Our state is just over the 1% positivity rate, which given our population and mass transit, is remarkably good.  But you still need to be careful.  I'm hoping the most recent, news worthy case (y'all know who I'm talking about) will result in a positive thing for the country. It could swing both ways really, either leadership FINALLY takes this seriously as a public health issue and encouraging and modeling mask wearing, or the whole thing falls to anarchy and chaos. I am really trying to stay blind to the politics.  I will vote, of course, but we are definitely at a crossroads in this country, and I'm not sure I want to be smack in the middle when it all shakes out. 

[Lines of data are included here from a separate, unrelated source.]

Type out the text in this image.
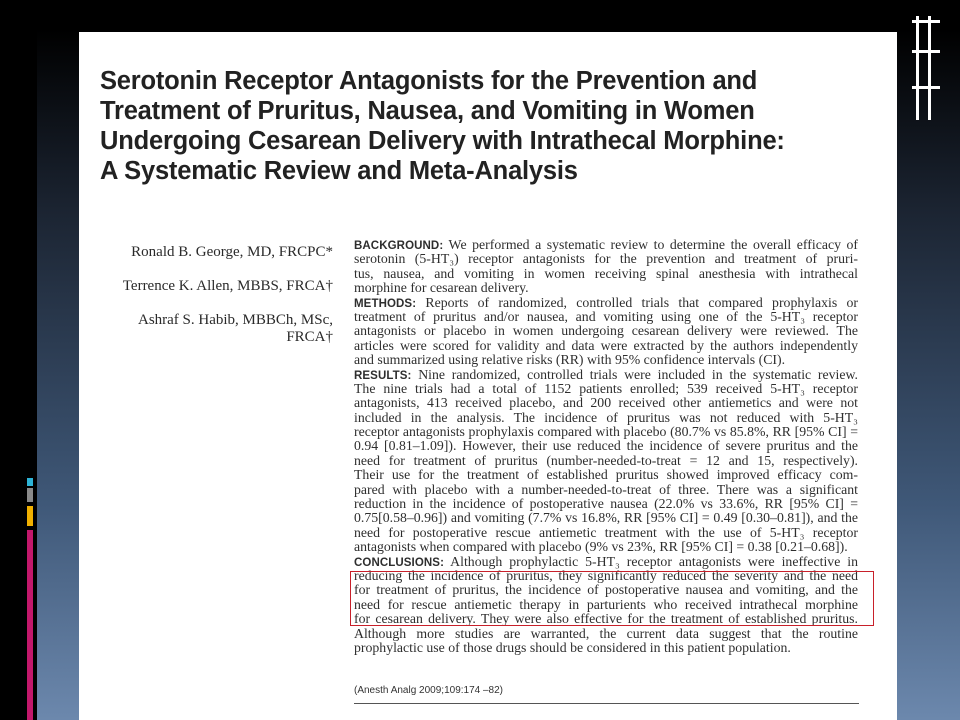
Serotonin Receptor Antagonists for the Prevention and
Treatment of Pruritus, Nausea, and Vomiting in Women
Undergoing Cesarean Delivery with Intrathecal Morphine:
A Systematic Review and Meta-Analysis
Ronald B. George, MD, FRCPC*
Terrence K. Allen, MBBS, FRCA†
Ashraf S. Habib, MBBCh, MSc,
FRCA†
BACKGROUND: We performed a systematic review to determine the overall efficacy of
serotonin (5-HT₃) receptor antagonists for the prevention and treatment of pruri-
tus, nausea, and vomiting in women receiving spinal anesthesia with intrathecal
morphine for cesarean delivery.
METHODS: Reports of randomized, controlled trials that compared prophylaxis or
treatment of pruritus and/or nausea, and vomiting using one of the 5-HT₃ receptor
antagonists or placebo in women undergoing cesarean delivery were reviewed. The
articles were scored for validity and data were extracted by the authors independently
and summarized using relative risks (RR) with 95% confidence intervals (CI).
RESULTS: Nine randomized, controlled trials were included in the systematic review.
The nine trials had a total of 1152 patients enrolled; 539 received 5-HT₃ receptor
antagonists, 413 received placebo, and 200 received other antiemetics and were not
included in the analysis. The incidence of pruritus was not reduced with 5-HT₃
receptor antagonists prophylaxis compared with placebo (80.7% vs 85.8%, RR [95% CI] =
0.94 [0.81–1.09]). However, their use reduced the incidence of severe pruritus and the
need for treatment of pruritus (number-needed-to-treat = 12 and 15, respectively).
Their use for the treatment of established pruritus showed improved efficacy com-
pared with placebo with a number-needed-to-treat of three. There was a significant
reduction in the incidence of postoperative nausea (22.0% vs 33.6%, RR [95% CI] =
0.75[0.58–0.96]) and vomiting (7.7% vs 16.8%, RR [95% CI] = 0.49 [0.30–0.81]), and the
need for postoperative rescue antiemetic treatment with the use of 5-HT₃ receptor
antagonists when compared with placebo (9% vs 23%, RR [95% CI] = 0.38 [0.21–0.68]).
CONCLUSIONS: Although prophylactic 5-HT₃ receptor antagonists were ineffective in
reducing the incidence of pruritus, they significantly reduced the severity and the need
for treatment of pruritus, the incidence of postoperative nausea and vomiting, and the
need for rescue antiemetic therapy in parturients who received intrathecal morphine
for cesarean delivery. They were also effective for the treatment of established pruritus.
Although more studies are warranted, the current data suggest that the routine
prophylactic use of those drugs should be considered in this patient population.
(Anesth Analg 2009;109:174 –82)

But, the political signs are really cracking me up. 

Like this Biden sign:

BYEDON 2020 

And then there's the Trump signs, that suspiciously never seem to include Pence, that say, "NO MORE BULLSHIT."

Which honestly, I just don't understand.  What exactly is the bullshit we're being spared of?  The political back and forth?  The last four years of non conformity? Or is it in hopes of sparing us more bullshit, by a reelection, as if to say the bullshit that has happened the last 4 years will change in the next four? I just don't think that one was well thought out.  

Then there's only one sign I can get behind, PEOPLE SUCK DOGS 2020. 

I'd support putting those signs all over the neighborhood.